Pakistan frequently emphasises security and protection. Politicians call for women’s safety in the country in their speeches. Laws are passed in the name of women, committees are formed solely for their protection, and press releases circulate. And yet, when it comes to global assessments that measure how safe the country is for women, Pakistan unfortunately hovers near the bottom, a number that should provoke outrage among the masses, but instead, it’s barely acknowledged as a national emergency.
Being ranked so poorly in the protection of women isn’t an accident; it’s a repercussion. The repercussions of neglect, denial, and security legislation that was never designed to cater to women.
Safety That Neglects Half of the Population
When we discuss security in our country, it rarely refers to women walking home at night, having the privilege to travel alone, domestic violence survivors trying to file FIRs, or girls navigating public transport and workplaces.
A country cannot claim to have security when half of its population has to proceed with every movement while measuring the risk of anything and everything they do. Yet this calculation is second nature for women. What time is it? What am I wearing? Who will be there? Is it worth the trouble if something happens? While people disregard this consciousness as paranoia, it’s preparation for the worst.
The Myth of Protection
Pakistan, as a society, holds pride in being protective of its women. Families insist on making their women stay indoors for safety. While safety clearly isn’t in being invisible. Institutions such as schools and colleges force restrictions on females, which they validate under the name of security. But protection at the expense of protection isn’t protection; it’s control dressed as care.
If women were truly guaranteed protection, they wouldn’t fear reporting violence. They wouldn’t be interrogated for surviving it. They would not have to choose between silence and social exile. They won’t have to fear being seen as a criminal when they are, in reality, the victims.
A female being told to “stay home to stay safe” is like admitting the failure of society. It means that the state has outsourced its responsibility to families, and families have responded by shrinking women’s lives instead of expanding safety. And in the end, a woman realises her only mistake was to be born as a woman.
Where the System Breaks
If you are a woman, why does security fail them? The answers would be painfully similar.
At police stations, complaints from women are disregarded. In hospitals, survivors are treated with suspicion and distaste. In public spaces, where harassment is normalised, and reporting is discouraged.
“I knew no one would help,” says a university student in Islamabad who chose not to report stalking. “And I didn’t want my life to become harder than this.”
The contemplation of whether justice is worth the cost of humiliation is the clearest indicator of a broken system.
Safety in the Absence of Accountability
Pakistan’s ranking isn’t just about crime rates; it reflects a deeper absence of accountability. Perpetrators expect amnesty, and the majority of the time, they are proved right. When consequences are rare, violence becomes a routine.
Security is not the existence of legislation; it is the surety that these laws will be enforced and implemented because in the absence of enforcement, safety becomes theoretical — something always put into words and talked about but always absent in daily life.
The state cannot keep asking women to be strong while refusing to be responsible.
The Cultural Alibi
Culture is often the target of blame as an excuse. “That’s just the way society is.” “These things take time.” “You must be realistic.” But isolation isn’t part of culture. It is shaped by what accountability bodies tolerate or punish.
When harassment cases don’t earn women justice, the culture learns indifference. When survivors are shamed, culture learns silence.

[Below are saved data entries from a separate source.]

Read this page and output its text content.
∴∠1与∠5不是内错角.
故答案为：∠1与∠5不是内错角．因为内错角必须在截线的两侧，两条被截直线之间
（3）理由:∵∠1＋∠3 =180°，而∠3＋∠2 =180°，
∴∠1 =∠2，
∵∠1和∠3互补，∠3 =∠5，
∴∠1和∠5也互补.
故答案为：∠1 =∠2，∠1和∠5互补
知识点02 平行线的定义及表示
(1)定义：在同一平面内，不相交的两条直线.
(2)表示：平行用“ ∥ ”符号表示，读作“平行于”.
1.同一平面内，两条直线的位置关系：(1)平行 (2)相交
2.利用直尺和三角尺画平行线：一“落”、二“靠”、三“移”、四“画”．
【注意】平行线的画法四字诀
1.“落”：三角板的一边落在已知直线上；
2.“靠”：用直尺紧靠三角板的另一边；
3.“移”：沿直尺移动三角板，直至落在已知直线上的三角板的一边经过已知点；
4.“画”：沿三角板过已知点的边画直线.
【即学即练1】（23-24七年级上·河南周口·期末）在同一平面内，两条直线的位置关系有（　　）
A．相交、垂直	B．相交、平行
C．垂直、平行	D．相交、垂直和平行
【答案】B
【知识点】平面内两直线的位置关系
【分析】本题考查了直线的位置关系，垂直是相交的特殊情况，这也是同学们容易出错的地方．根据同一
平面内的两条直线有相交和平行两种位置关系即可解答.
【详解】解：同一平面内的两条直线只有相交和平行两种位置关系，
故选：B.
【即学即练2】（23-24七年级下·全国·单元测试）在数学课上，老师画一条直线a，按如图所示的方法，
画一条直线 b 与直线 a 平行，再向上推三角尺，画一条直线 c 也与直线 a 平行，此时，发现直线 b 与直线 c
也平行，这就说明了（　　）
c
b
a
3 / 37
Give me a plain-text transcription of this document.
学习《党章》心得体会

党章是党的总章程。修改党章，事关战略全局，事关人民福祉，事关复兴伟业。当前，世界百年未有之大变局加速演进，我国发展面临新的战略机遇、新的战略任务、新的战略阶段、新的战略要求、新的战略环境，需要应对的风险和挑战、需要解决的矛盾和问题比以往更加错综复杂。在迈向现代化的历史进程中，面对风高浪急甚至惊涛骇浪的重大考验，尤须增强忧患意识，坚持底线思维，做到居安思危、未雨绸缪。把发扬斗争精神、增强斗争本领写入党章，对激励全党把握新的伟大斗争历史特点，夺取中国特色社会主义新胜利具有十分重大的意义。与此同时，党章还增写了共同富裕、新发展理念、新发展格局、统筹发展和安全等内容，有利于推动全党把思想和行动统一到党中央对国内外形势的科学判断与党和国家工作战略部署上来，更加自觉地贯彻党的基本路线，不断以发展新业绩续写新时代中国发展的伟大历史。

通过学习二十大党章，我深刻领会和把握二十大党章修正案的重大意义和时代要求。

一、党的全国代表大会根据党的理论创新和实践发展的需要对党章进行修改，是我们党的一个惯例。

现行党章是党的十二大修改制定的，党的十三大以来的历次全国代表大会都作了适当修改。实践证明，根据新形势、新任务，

When perpetrators walk free, culture frees them untainted. Security rankings don’t address danger but what a society deliberately disregards.
What Real Protection Would Look Like
Real protection would not require women to disappear. It would require systems to show up. It would mean police trained to respond, not deflect. Courts that prioritise gender-based violence cases. Public transport designed with safety in mind. Workplaces that enforce harassment laws instead of hiding violations. Most importantly, it would mean shifting the burden of safety away from women and onto the state, where it belongs.
A Ranking We Should Be Ashamed Of
Being ranked near the bottom globally for women’s protection is not just an embarrassment; it is a moral failure. It tells us that despite decades of rhetoric, women remain collateral damage in national priorities.
Pakistan cannot claim progress while women live in survival mode. It cannot speak of security while mothers warn daughters to endure instead of report. It cannot celebrate laws while women know those laws will not protect them.
Until women can move freely, speak safely, and seek justice without fear, no ranking will improve, because no ranking is the problem. The problem is that women’s safety has never been treated as real security.